Tito è chiamato a mantenere il gioco e la competitività di una squadra che ha perso il suo guru e dová guadagnarsi lo spogliatoio e la fiducia dei tifosi. Nessuno dubita che sia stata la scelta migliore in termini di continuità; Tito è sempre stato visto come una parte imprescindibile del progetto ma i suoi compiti saranno ovviamente diversi rispetto al passato.

I rapporti tra Madrid e Barcellona non sono dei migliori, con il presidente Rosell che in questi giorni ha fatto sapere che risponderà a tutte le provocazioni provenienti da Florentino Perez, mentre Tito si occuperà di tenere a bada Mourinho. Forse proprio questa parte del lavoro che lo aspetta è quella che genera più dubbi. In questi due anni di scontri mediatici tra Real Madrid e Barça, Guardiola è sempre riuscito a mantenere la calma di fronte alle provocazioni e a trasmettere serenità ai suoi calciatori. Solo una volta uscì dallo schema, in occasione della semifinale di Champions League 2011-2012, quando disse che sì, che Mourinho in sala stampa era il “puto amo” (fottuto padrone) ma che le partite si decidono sul campo.

Di Tito non si dubita in termini calcistici, ma è tutto da scoprire per quanto riguarda i rapporti con la stampa e ci si chiede come vivrá l’eterno dualismo con i blancos, lui che come Guardiola è catalano ed è cresciuto alla Masia. Le prime partite importanti dell’anno saranno proprio contro il Real Madrid, nella doppia sfida per l’assegnazione della Supercopa de España (23 e 30 agosto). L’edizione dello scorso anno (vinta dal Barcellona con un 2-2 al Bernabeu e vittoria per 3-2 al Camp Nou) rimarrà negli annali per il gesto del tecnico portoghese, che mise un dito nell’occhio di Vilanova scatenando il finimondo. La commissione disciplinare ha chiuso il caso pochi giorni fa, senza squalifica alcuna, né per Mourinho né per Villanova, che reagì con uno spintone. Nell’ambiente del Barça questa decisione non è stata ben accolta.

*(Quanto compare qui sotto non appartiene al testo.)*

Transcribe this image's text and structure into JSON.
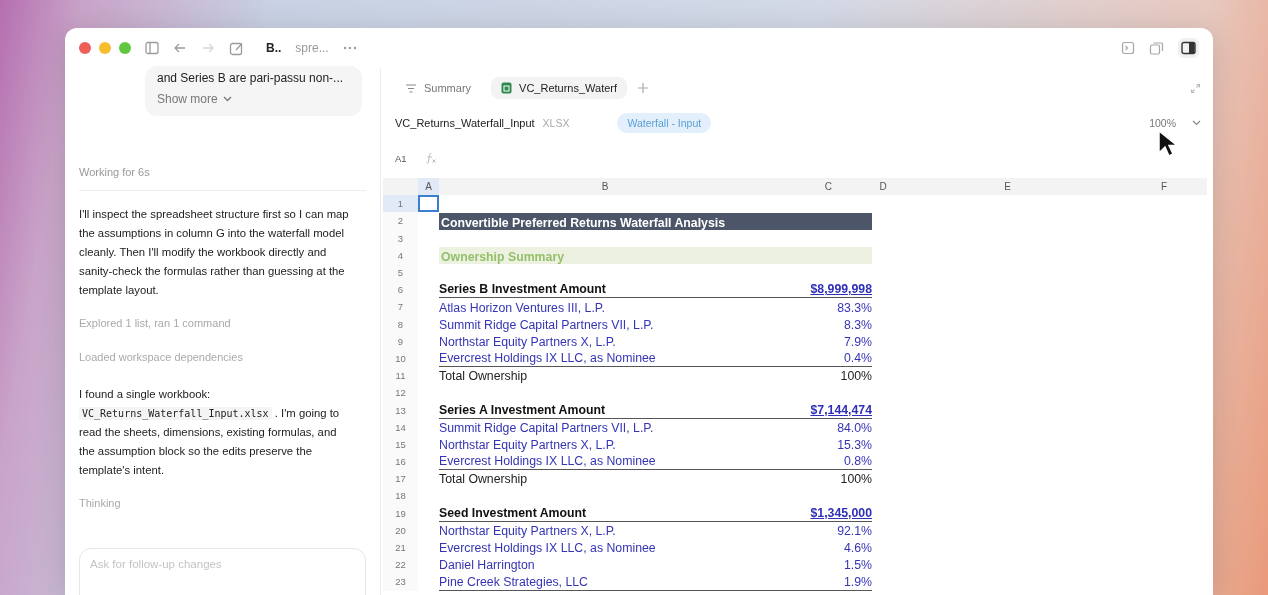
{
  "window": {
    "title": "B..",
    "subtitle": "spre..."
  },
  "chat": {
    "bubble_text": "and Series B are pari-passu non-...",
    "show_more": "Show more",
    "items": [
      {
        "kind": "status_divided",
        "text": "Working for 6s"
      },
      {
        "kind": "paragraph",
        "text": "I'll inspect the spreadsheet structure first so I can map the assumptions in column G into the waterfall model cleanly. Then I'll modify the workbook directly and sanity-check the formulas rather than guessing at the template layout."
      },
      {
        "kind": "status",
        "text": "Explored 1 list, ran 1 command"
      },
      {
        "kind": "status",
        "text": "Loaded workspace dependencies"
      },
      {
        "kind": "paragraph_with_code",
        "before": "I found a single workbook: ",
        "code": "VC_Returns_Waterfall_Input.xlsx",
        "after": " . I'm going to read the sheets, dimensions, existing formulas, and the assumption block so the edits preserve the template's intent."
      },
      {
        "kind": "status",
        "text": "Thinking"
      }
    ],
    "composer": {
      "placeholder": "Ask for follow-up changes"
    }
  },
  "sheet": {
    "tabs": [
      {
        "label": "Summary",
        "selected": false
      },
      {
        "label": "VC_Returns_Waterf",
        "selected": true
      }
    ],
    "file_name": "VC_Returns_Waterfall_Input",
    "file_type": "XLSX",
    "sheet_name": "Waterfall - Input",
    "zoom": "100%",
    "cell_ref": "A1",
    "columns": [
      {
        "label": "A",
        "selected": true
      },
      {
        "label": "B",
        "selected": false
      },
      {
        "label": "C",
        "selected": false
      },
      {
        "label": "D",
        "selected": false
      },
      {
        "label": "E",
        "selected": false
      },
      {
        "label": "F",
        "selected": false
      }
    ],
    "rows": [
      {
        "number": "1",
        "selected": true,
        "kind": "blank"
      },
      {
        "number": "2",
        "selected": false,
        "kind": "title",
        "b": "Convertible Preferred Returns Waterfall Analysis"
      },
      {
        "number": "3",
        "selected": false,
        "kind": "blank"
      },
      {
        "number": "4",
        "selected": false,
        "kind": "section",
        "b": "Ownership Summary"
      },
      {
        "number": "5",
        "selected": false,
        "kind": "blank"
      },
      {
        "number": "6",
        "selected": false,
        "kind": "header",
        "b": "Series B Investment Amount",
        "c": "$8,999,998"
      },
      {
        "number": "7",
        "selected": false,
        "kind": "investor",
        "b": "Atlas Horizon Ventures III, L.P.",
        "c": "83.3%"
      },
      {
        "number": "8",
        "selected": false,
        "kind": "investor",
        "b": "Summit Ridge Capital Partners VII, L.P.",
        "c": "8.3%"
      },
      {
        "number": "9",
        "selected": false,
        "kind": "investor",
        "b": "Northstar Equity Partners X, L.P.",
        "c": "7.9%"
      },
      {
        "number": "10",
        "selected": false,
        "kind": "investor_last",
        "b": "Evercrest Holdings IX LLC, as Nominee",
        "c": "0.4%"
      },
      {
        "number": "11",
        "selected": false,
        "kind": "total",
        "b": "Total Ownership",
        "c": "100%"
      },
      {
        "number": "12",
        "selected": false,
        "kind": "blank"
      },
      {
        "number": "13",
        "selected": false,
        "kind": "header",
        "b": "Series A Investment Amount",
        "c": "$7,144,474"
      },
      {
        "number": "14",
        "selected": false,
        "kind": "investor",
        "b": "Summit Ridge Capital Partners VII, L.P.",
        "c": "84.0%"
      },
      {
        "number": "15",
        "selected": false,
        "kind": "investor",
        "b": "Northstar Equity Partners X, L.P.",
        "c": "15.3%"
      },
      {
        "number": "16",
        "selected": false,
        "kind": "investor_last",
        "b": "Evercrest Holdings IX LLC, as Nominee",
        "c": "0.8%"
      },
      {
        "number": "17",
        "selected": false,
        "kind": "total",
        "b": "Total Ownership",
        "c": "100%"
      },
      {
        "number": "18",
        "selected": false,
        "kind": "blank"
      },
      {
        "number": "19",
        "selected": false,
        "kind": "header",
        "b": "Seed Investment Amount",
        "c": "$1,345,000"
      },
      {
        "number": "20",
        "selected": false,
        "kind": "investor",
        "b": "Northstar Equity Partners X, L.P.",
        "c": "92.1%"
      },
      {
        "number": "21",
        "selected": false,
        "kind": "investor",
        "b": "Evercrest Holdings IX LLC, as Nominee",
        "c": "4.6%"
      },
      {
        "number": "22",
        "selected": false,
        "kind": "investor",
        "b": "Daniel Harrington",
        "c": "1.5%"
      },
      {
        "number": "23",
        "selected": false,
        "kind": "investor_last",
        "b": "Pine Creek Strategies, LLC",
        "c": "1.9%"
      }
    ]
  }
}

Bisognerá vedere poi come si muoverà il Barça sul mercato, se deciderá di dare spazio ai giovani o preferirá investire soldi in alcuni ruoli (si cerca un centrale difensivo per dare riposo a Puyol). Qualche giocatore potrebbe partire: si parla di un interessamento dell'Arsenal per Afellay, e anche Keita, uno dei fedelissimi di Guardiola, potrebbe lasciare il club. I tifosi catalani, tradizionalmente impazienti e ipercritici, vengono da 4 anni di gloria senza precedenti e di questo credito potrá usufruire Tito, ma non in eterno. La Supercopa sará un appuntamento importante per sondare l’ambiente e capire che tipo di lotta vedremo tra i due padroni del calcio spagnolo.